Now Hamlin has been cleared to return to football activities, Bills General Manager Brandon Beane announced yesterday, saying that three specialists had cleared Hamlin play NFL football again.
“My heart is still in the game,” Hamlin said in a news conference, proving he could still engage in a play on words. “I love the game. It’s something I want to prove to myself — not nobody else.”
Your Ethics Alarms Ethics Quiz of the Day…
Is it responsible for the NFL to let Hamlin play again?
Ethics Dunce: The United Nations
In a March report, three United Nations entities, the International Committee of Jurists (ICJ), UNAIDS and the U.N. Office of the High Commissioner for Human Rights, stated,
“Sexual conduct involving persons below the domestically prescribed minimum age of consent to sex may be consensual in fact, if not in law. The enforcement of criminal law should reflect the rights and capacity of persons under 18 years of age to make decisions about engaging in consensual sexual conduct and their right to be heard in matters concerning them. Pursuant to their evolving capacities and progressive autonomy, persons under 18 years of age should participate in decisions affecting them, with due regard to their age, maturity, and best interests, and with specific attention to non-discrimination guarantees.”
The United Nations is deliberately endorsing the rationalizations used by every teacher that seduces a student, every sexual predator who rapes a boy, every religious cultist who takes a child bride, and every father who has incestuous relations with his teenage daughter. As with workplace sexual harassment,the only ethical system that works to prevent child sexual abuse is absolutism. That means no exceptions. An adult’s superior power and presumed authority must be presumed to render consent from a child under the age of 18 invalid. The “Love is Love” platitudes are simply slippery slopes to rampant molestation. This isn’t an issue that can be decided on a case by case basis.

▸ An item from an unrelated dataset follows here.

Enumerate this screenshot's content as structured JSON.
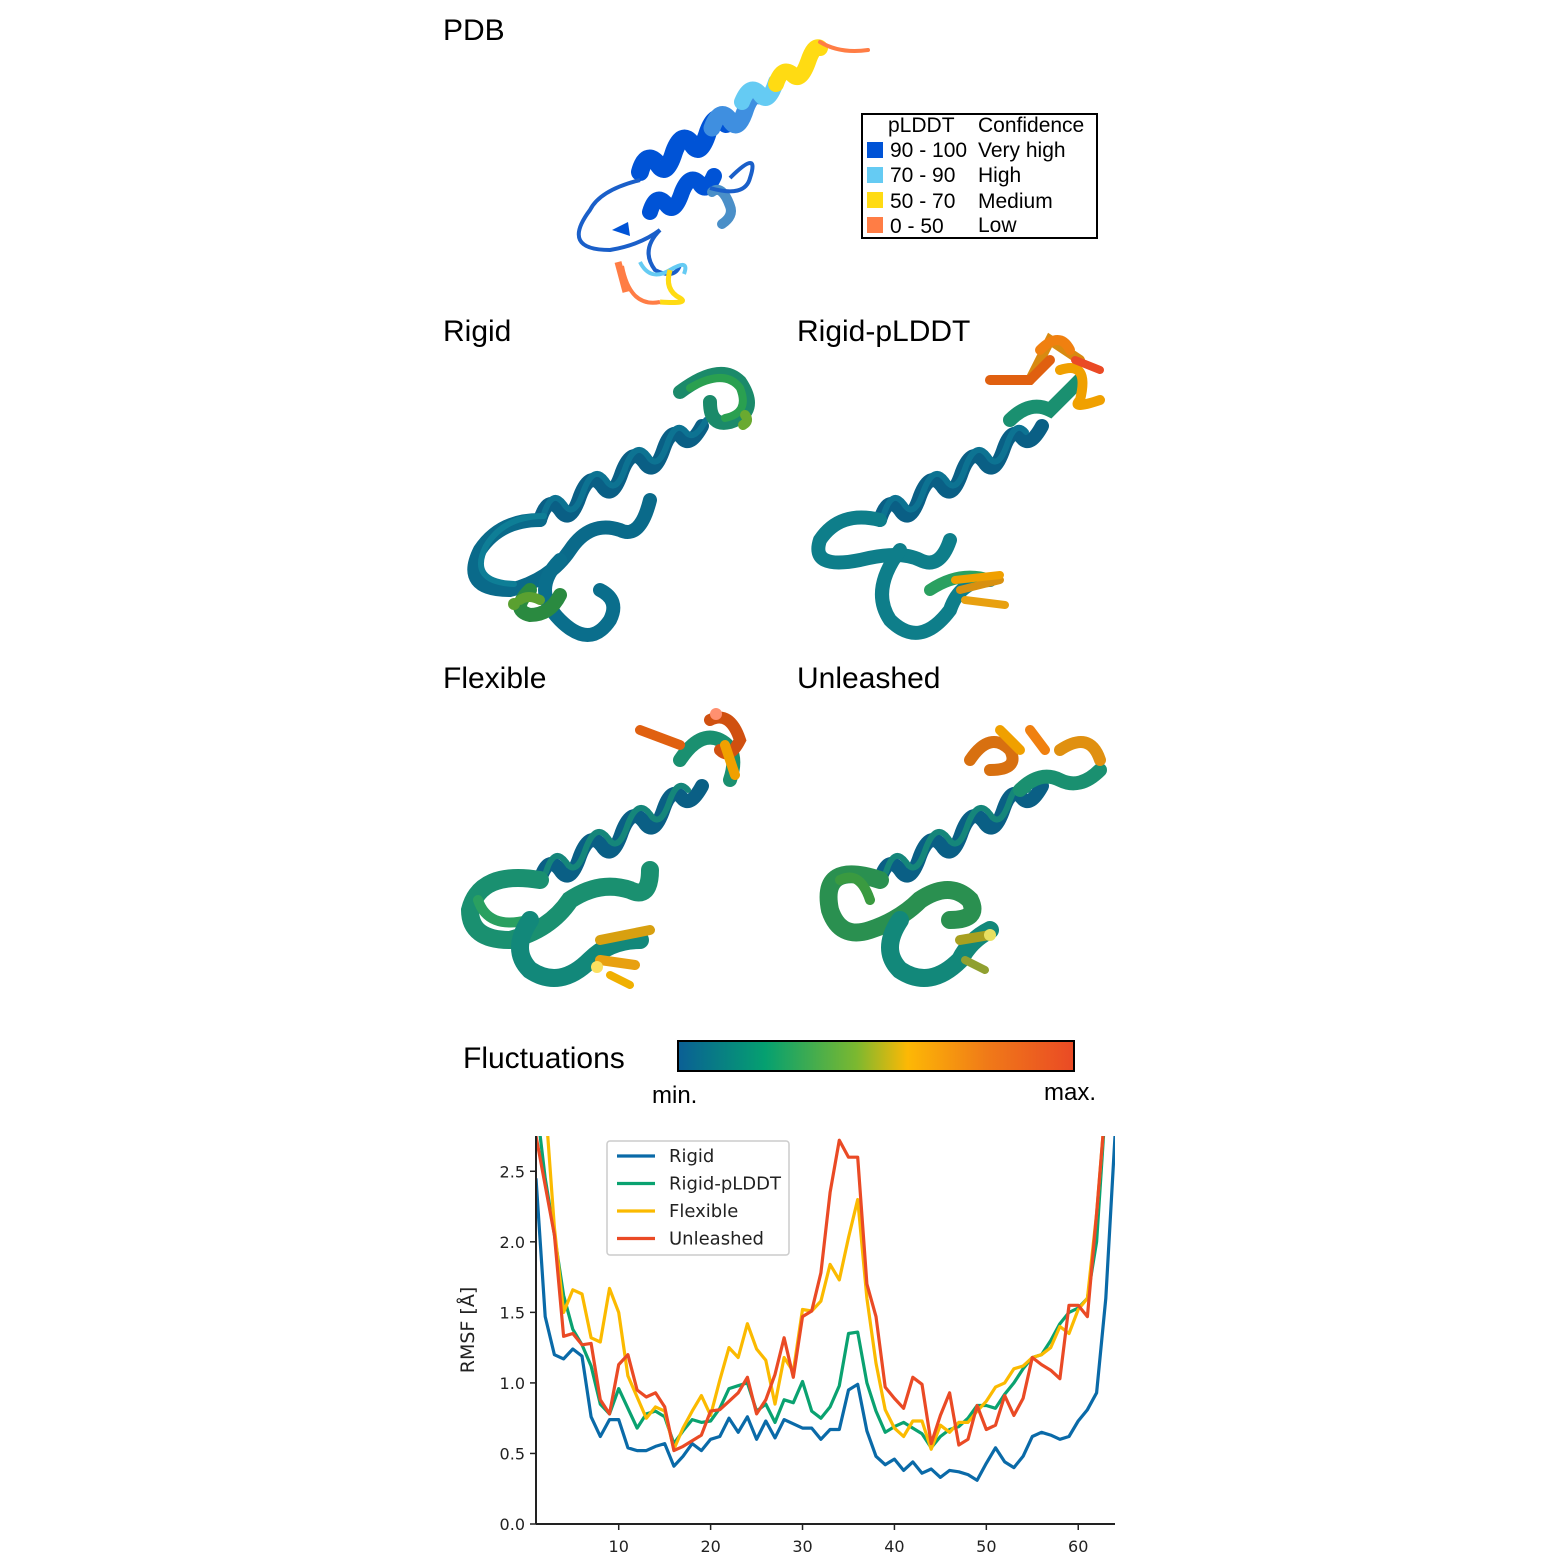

Comment Of The Day: “If Cleopatra Was Black, Maybe I Am Too!”
Once again I am confronted with the phenomenon of a Comment of the Day that is better written than the Ethics Alarms post at issue. This happens a lot (Curmie, today’s author, is a repeat offender). I am torn about it, actually: the comments here contribute greatly to the value of the blog, and my original concept was to create a colloquy of articulate readers interested in ethics who also bring different backgrounds and perspectives to the issues. The high quality of commentary obviously validates that mission; it’s only my fragile ego that suffers. Curmie, like several others who participate regularly here, is an experienced blogger himself. He’s also a better proof-reader than I am (though I found one typo this time, making my day).
But I digress. The topic of Curmie’s Comment of the Day is the controversy over Netflix suggesting that Cleopatra was black in a new series, a matter Ethics Alarms raised in the post, “If Cleopatra Was Black, Maybe I Am Too!”
From here on, it’s all Curmie; I’m just going to sit by quietly feeling inadequate…
***
There are several differences, I think, between this story and the brouhaha over the black Anne Boleyn a couple of years ago.
First is a fundamental difference in the way the casting of a major role was presented. The BBC would have us believe that race doesn’t matter in the casting of the title character in the “Anne Boleyn” mini-series so long as it’s “surprising.” (As you noted, Jack, a block of cheese would also have been surprising in the role.) The forthcoming Netflix series is at least honest that being black (or mixed race and appearing black, in this case) was a prerequisite for an actress being considered for the role of Cleopatra, who almost certainly was, shall we say, significantly lighter-complected.
This is apparent in the nonsensical utterances in the promotional video, in which anonymous voices are treated as authorities. If they had a legitimate historian who supported the cause, that person would be identified as such. That omission is more than a little telling.